Take by analogy the Dodd-​Frank financial regulations crafted in the wake of the financial crisis of 2008. These regulations may do a very good job of decreasing the particular kind of risk that led to America’s recent, painful financial system instability. But, in so far as the regulations homogenize banks’ practices, they just open the door for some other kind of systemic risk which remains to be determined. We would anticipate the same kind of problem if charities were more closely regulated, or if their funding came in larger part from the federal government. For instance, public-​choice-​related reasons could entail that government officials would tend err on the side of looking for quick results in disease-​related research and development. This would boost those officials’ chances of re-​election, at the expense of the long run success of medicinal science (which, currently, overly optimistic and sentimental private donors may support).
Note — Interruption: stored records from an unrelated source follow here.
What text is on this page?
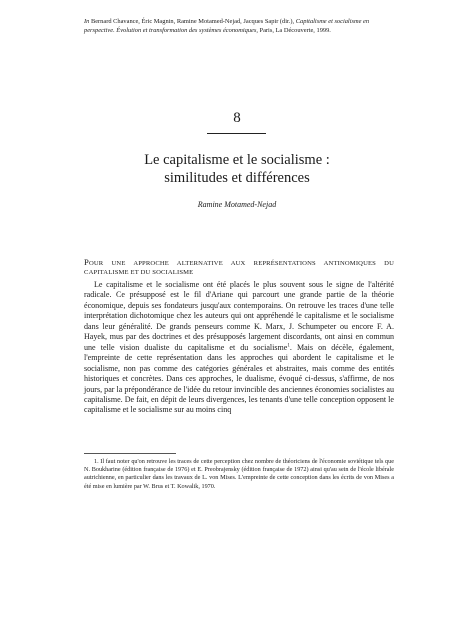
In Bernard Chavance, Éric Magnin, Ramine Motamed-Nejad, Jacques Sapir (dir.), Capitalisme et socialisme en perspective. Évolution et transformation des systèmes économiques, Paris, La Découverte, 1999.
8
Le capitalisme et le socialisme :
similitudes et différences
Ramine Motamed-Nejad
POUR UNE APPROCHE ALTERNATIVE AUX REPRÉSENTATIONS ANTINOMIQUES DU CAPITALISME ET DU SOCIALISME

Le capitalisme et le socialisme ont été placés le plus souvent sous le signe de l'altérité radicale. Ce présupposé est le fil d'Ariane qui parcourt une grande partie de la théorie économique, depuis ses fondateurs jusqu'aux contemporains. On retrouve les traces d'une telle interprétation dichotomique chez les auteurs qui ont appréhendé le capitalisme et le socialisme dans leur généralité. De grands penseurs comme K. Marx, J. Schumpeter ou encore F. A. Hayek, mus par des doctrines et des présupposés largement discordants, ont ainsi en commun une telle vision dualiste du capitalisme et du socialisme$^1$. Mais on décèle, également, l'empreinte de cette représentation dans les approches qui abordent le capitalisme et le socialisme, non pas comme des catégories générales et abstraites, mais comme des entités historiques et concrètes. Dans ces approches, le dualisme, évoqué ci-dessus, s'affirme, de nos jours, par la prépondérance de l'idée du retour invincible des anciennes économies socialistes au capitalisme. De fait, en dépit de leurs divergences, les tenants d'une telle conception opposent le capitalisme et le socialisme sur au moins cinq

1. Il faut noter qu'on retrouve les traces de cette perception chez nombre de théoriciens de l'économie soviétique tels que N. Boukharine (édition française de 1976) et E. Preobrajensky (édition française de 1972) ainsi qu'au sein de l'école libérale autrichienne, en particulier dans les travaux de L. von Mises. L'empreinte de cette conception dans les écrits de von Mises a été mise en lumière par W. Brus et T. Kowalik, 1970.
Keeping charitable activities diverse, multiply-​funded, and lightly-​regulated causes this sector to be as flexible, efficient, and responsive as can be reasonably expected.

So, here’s how to think about the ALS ice bucket like a libertarian: As usual, resources are limited, while at least somewhat valuable uses for them are virtually endless. Some of the funds generated the ice bucket challenge were directed away from other charitable purposes, but the stunt was at least partially positive sum in that it attracted an indeterminate amount of new charity dollars (that otherwise would have been spent by their holders in purely self-​interested ways). Without at least some people voluntarily spending on long-​term and long-​shot research, these kinds of projects would likely be underfunded from an expected (eventual) social utility perspective. Even if the ALS Association squandered all of its newfound wealth, that wouldn’t make the contributions wrong – though we would do well to use mild social pressures to direct our fellows towards honest and values-​guided charitable organizations instead. Right down to the water that people allegedly wrongfully wasted in completing the ice bucket challenge, the costs of charitable gifts are internalized to voluntarily-​acting individuals while the benefits stand to have wide-​reaching positive effects. As such, it is imperative that we treat charitable activities as presumptively morally permissible in a free society – even when they aren’t necessarily optimal.